The 23-year-old said: “As an aspiring psychologist and as a Black woman, I had certain mental health related questions that I could not find the answer to online.

“I came to realise that there was something of an information gap particularly in the UK, and that there was likely to be other people out there looking for information that was very hard to find.

“I wanted to create a resource that would answer these questions, allowing for open and safe conversations about mental health in the Black community.”

She added: “Engagement with mental health services in the Black community isn’t always as good as it could be, and sometimes the services provided aren’t equipped to address concerns a Black person may have.

So We Glow is a place people can share experiences in a constructive way – they can talk about their experiences, what they would find helpful, and also get signposted to resources that they might find helpful”

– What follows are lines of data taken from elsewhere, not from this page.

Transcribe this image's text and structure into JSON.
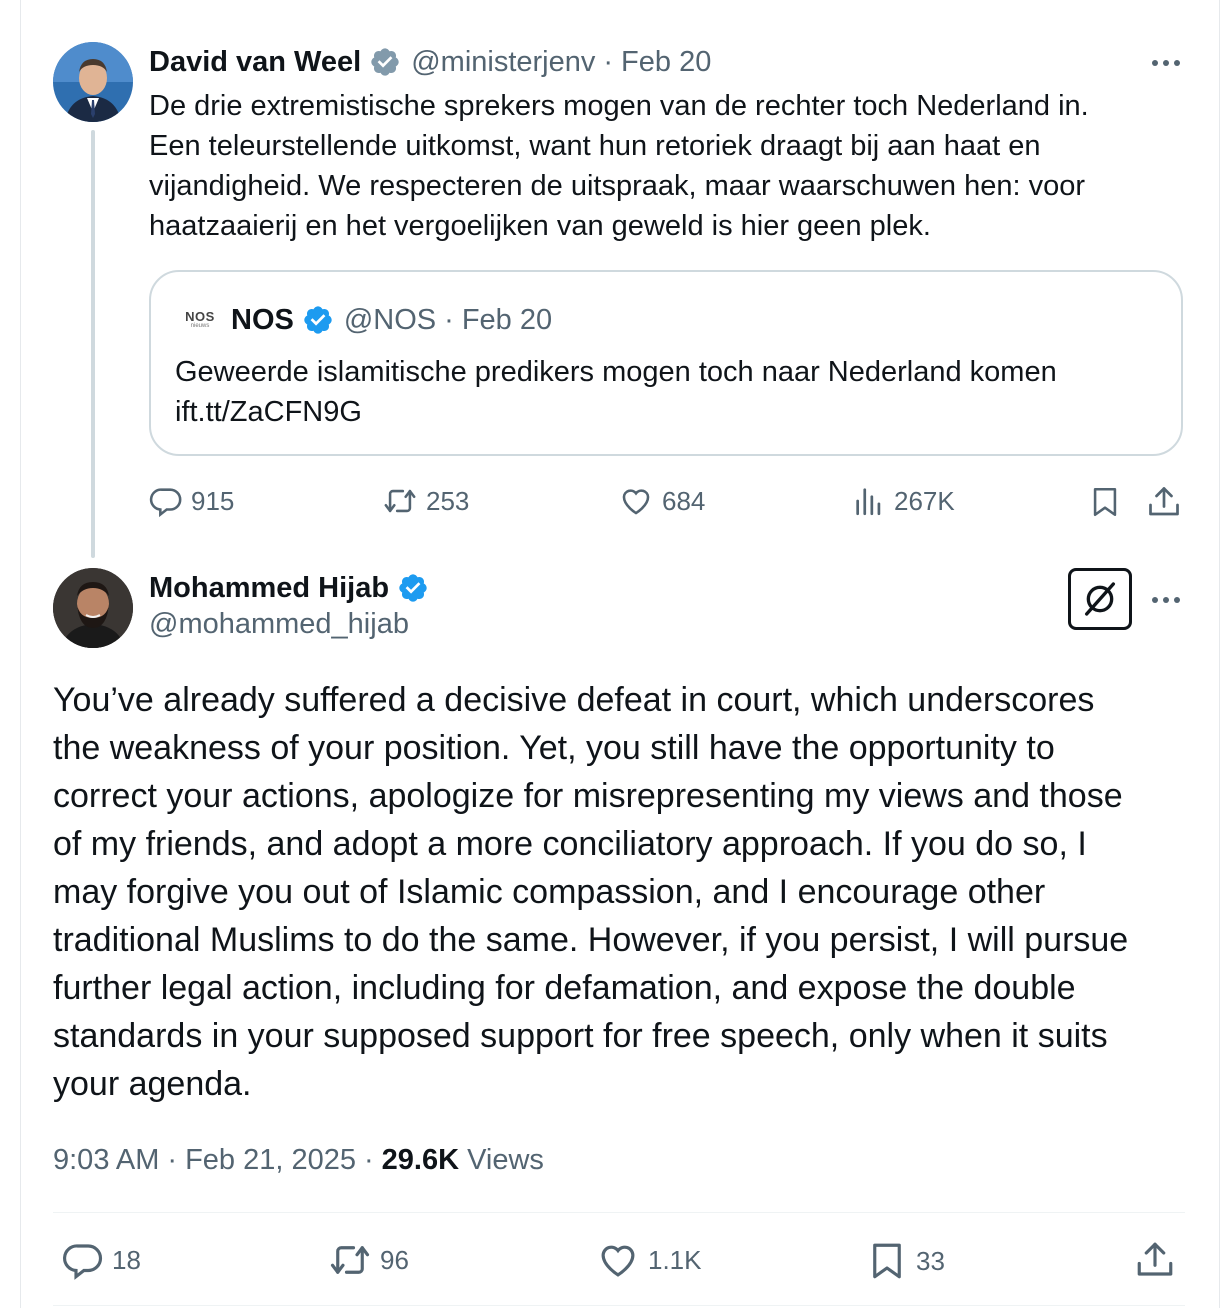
{
  "parent_tweet": {
    "author_name": "David van Weel",
    "handle": "@ministerjenv",
    "sep": "·",
    "date": "Feb 20",
    "text_lines": [
      "De drie extremistische sprekers mogen van de rechter toch Nederland in.",
      "Een teleurstellende uitkomst, want hun retoriek draagt bij aan haat en",
      "vijandigheid. We respecteren de uitspraak, maar waarschuwen hen: voor",
      "haatzaaierij en het vergoelijken van geweld is hier geen plek."
    ],
    "quote": {
      "logo_line1": "NOS",
      "logo_line2": "nieuws",
      "author_name": "NOS",
      "handle": "@NOS",
      "sep": "·",
      "date": "Feb 20",
      "text_line1": "Geweerde islamitische predikers mogen toch naar Nederland komen",
      "text_line2": "ift.tt/ZaCFN9G"
    },
    "replies": "915",
    "reposts": "253",
    "likes": "684",
    "views": "267K"
  },
  "main_tweet": {
    "author_name": "Mohammed Hijab",
    "handle": "@mohammed_hijab",
    "text_lines": [
      "You’ve already suffered a decisive defeat in court, which underscores",
      "the weakness of your position. Yet, you still have the opportunity to",
      "correct your actions, apologize for misrepresenting my views and those",
      "of my friends, and adopt a more conciliatory approach. If you do so, I",
      "may forgive you out of Islamic compassion, and I encourage other",
      "traditional Muslims to do the same. However, if you persist, I will pursue",
      "further legal action, including for defamation, and expose the double",
      "standards in your supposed support for free speech, only when it suits",
      "your agenda."
    ],
    "time": "9:03 AM",
    "sep1": "·",
    "date": "Feb 21, 2025",
    "sep2": "·",
    "views_count": "29.6K",
    "views_label": "Views",
    "replies": "18",
    "reposts": "96",
    "likes": "1.1K",
    "bookmarks": "33"
  },
  "icons": [
    "verified-badge-icon",
    "grok-icon",
    "more-icon",
    "reply-icon",
    "repost-icon",
    "like-icon",
    "views-icon",
    "bookmark-icon",
    "share-icon"
  ],
  "colors": {
    "verified_blue": "#1d9bf0",
    "verified_grey": "#829aab",
    "text": "#0f1419",
    "muted": "#536471",
    "border": "#cfd9de"
  }
}
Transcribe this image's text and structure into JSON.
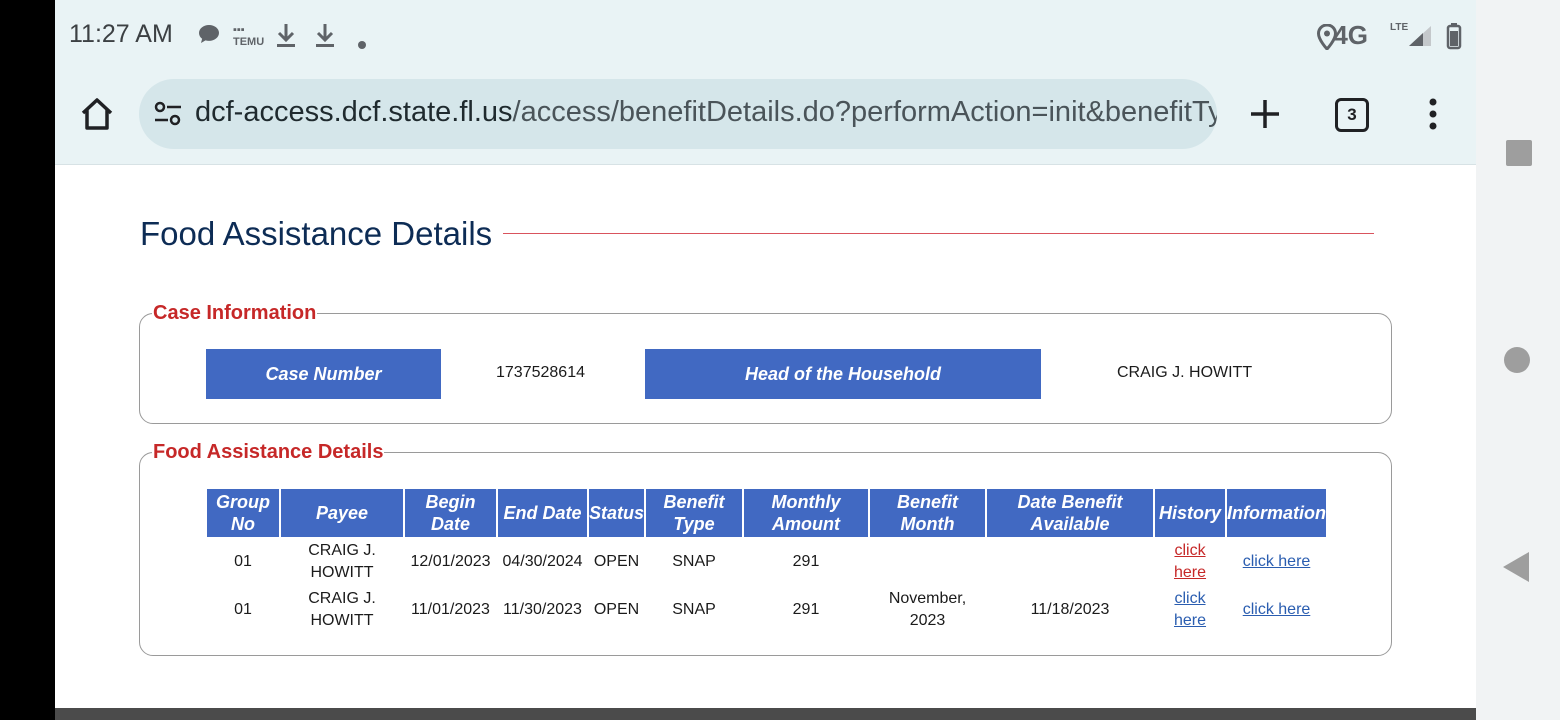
{
  "status_bar": {
    "time": "11:27 AM",
    "network": "4G",
    "network_sub": "LTE"
  },
  "browser": {
    "url_host": "dcf-access.dcf.state.fl.us",
    "url_path": "/access/benefitDetails.do?performAction=init&benefitTy",
    "tab_count": "3"
  },
  "page": {
    "title": "Food Assistance Details"
  },
  "case_info": {
    "legend": "Case Information",
    "case_number_label": "Case Number",
    "case_number_value": "1737528614",
    "head_label": "Head of the Household",
    "head_value": "CRAIG J. HOWITT"
  },
  "food_details": {
    "legend": "Food Assistance Details",
    "headers": [
      "Group No",
      "Payee",
      "Begin Date",
      "End Date",
      "Status",
      "Benefit Type",
      "Monthly Amount",
      "Benefit Month",
      "Date Benefit Available",
      "History",
      "Information"
    ],
    "rows": [
      {
        "group_no": "01",
        "payee": "CRAIG J. HOWITT",
        "begin_date": "12/01/2023",
        "end_date": "04/30/2024",
        "status": "OPEN",
        "benefit_type": "SNAP",
        "monthly_amount": "291",
        "benefit_month": "",
        "date_available": "",
        "history": "click here",
        "information": "click here"
      },
      {
        "group_no": "01",
        "payee": "CRAIG J. HOWITT",
        "begin_date": "11/01/2023",
        "end_date": "11/30/2023",
        "status": "OPEN",
        "benefit_type": "SNAP",
        "monthly_amount": "291",
        "benefit_month": "November, 2023",
        "date_available": "11/18/2023",
        "history": "click here",
        "information": "click here"
      }
    ]
  },
  "colors": {
    "header_blue": "#4169c2",
    "legend_red": "#c62828",
    "title_navy": "#0d2c55",
    "link_blue": "#2a5db0"
  }
}
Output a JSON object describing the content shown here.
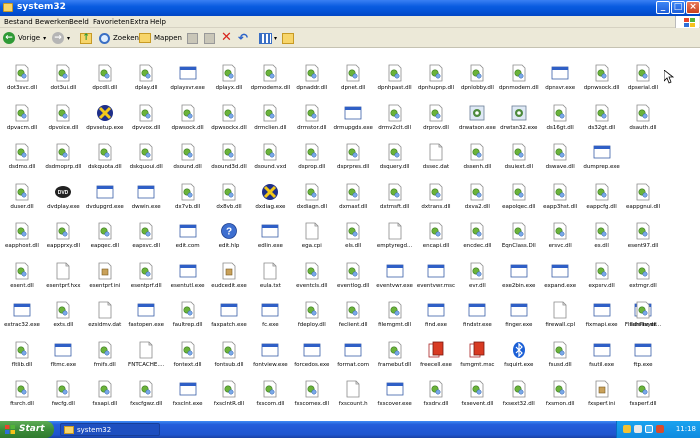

Rutendo is hoping So We Glow can help raise awareness: “I really want to shine a light on mental health issues that Black people face, and help them gain greater visibility in the public sphere.

“There are Black people who won’t even know that the problem they are dealing with has a specific name and is a recognised issue, and that can make it difficult to seek support and further information.

“The purpose of So We Glow is not to be a diagnostic tool or to provide therapy, but I want to provide information that isn’t easy to find and directions to the kind of support an individual may want or need. I also want them to realise that they’re not alone.  

“When people realise they’re not alone, they feel more comfortable talking and it’s through that dialogue that awareness will grow, and that can push forward change.